Félix Sánchez è nato e cresciuto in un ambiente come quello del Barcellona permeato da una determinata idea di calcio, diretto discendente di Cruyff e Guardiola. Questa identità fa parte del bagaglio di esperienza che l’allenatore spagnolo ha messo a disposizione del Qatar, ed infatti la sua prima nazionale si disponeva con un 4-3-3 dal sicuro sapore catalano. Poi dalla Coppa d’Asia vinta il Qatar ha dimostrato di essere una squadra che sa soffrire, aggredire l’avversario e ripartire in fretta, scegliendo il 5-3-2 come schieramento tipo. La svolta è stata favorita anche dall’aumento di livello degli avversari da affrontare, ma ha portato con sé un’identità forte e originale per la nazionale del Qatar.
Almoez Ali, il prototipo
Tra le mani di Félix Sánchez, ai tempi delle giovanili, sono passati la maggior parte di coloro che ora compongono la sua nazionale maggiore. Tra questi Almoez Ali, forse il giocatore più interessante del Qatar in questo momento. Classe 1996, ha già realizzato 36 gol in nazionale, vincendo il titolo di capocannoniere della Coppa d’Asia 2019 e della Gold Cup 2021. Lo stesso Ali è il perfetto prototipo del calciatore prodotto dalla strategia della federazione qatariota, e l’esempio più brillante di giocatore lanciato dal sistema Aspire.

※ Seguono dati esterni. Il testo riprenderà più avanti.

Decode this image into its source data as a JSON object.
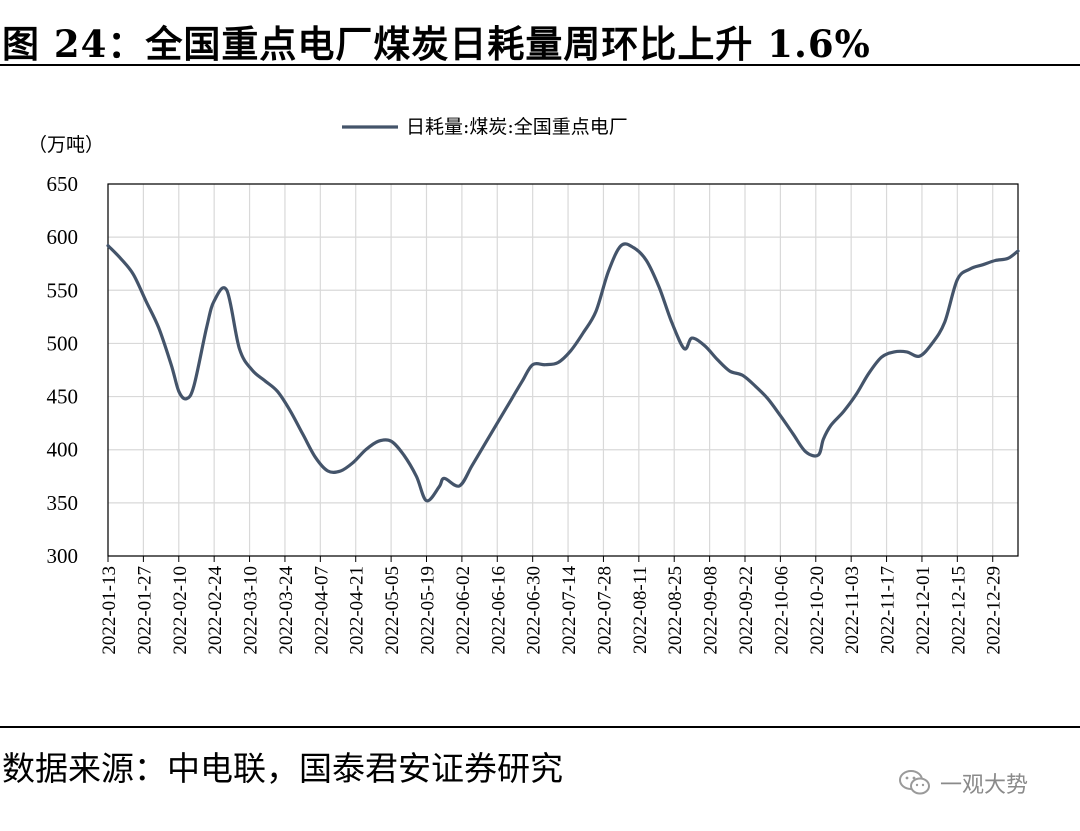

Nato in Sudan, Almoez Ali si è trasferito da bambino in Qatar con la famiglia, entrando nella Aspire Academy a 10 anni. Lì ha studiato e si è formato come calciatore; finito il suo percorso nell’accademia, si è trasferito al KAS Eupen. Non ancora ventenne ha quindi fatto il giro delle squadre legate all’Aspire, finendo prima al LASK e poi alla Cultural Leonesa. Ormai di passaporto qatariota (non senza qualche dubbio) ha nel frattempo fatto il suo esordio in nazionale, affiancando gli altri ragazzi di origini africane presenti tra i convocati. Dal 2016 è tornato a giocare in Qatar, dove ha vinto tre campionati con l’Al-Duhail.
Come Ali sono molti altri i calciatori della nazionale che hanno seguito un percorso simile, ma il numero 9 del Qatar è il vero trascinatore della sua squadra. La sua carriera è un vero e proprio spot per il vivaio creato dalla Aspire, ma allo stesso tempo mostra tutte le contraddizioni di un sistema che si affida alle naturalizzazioni e all’uso di squadre europee, con una loro storia e tradizione, come semplici propaggini del vivaio di Doha. Sarà solo il tempo, assieme alla Coppa del Mondo del prossimo inverno, a mostrare se l’approccio qatariota sia vincente. In quel caso sarà necessario interrogarsi sul funzionamento dell’intero sistema calcio.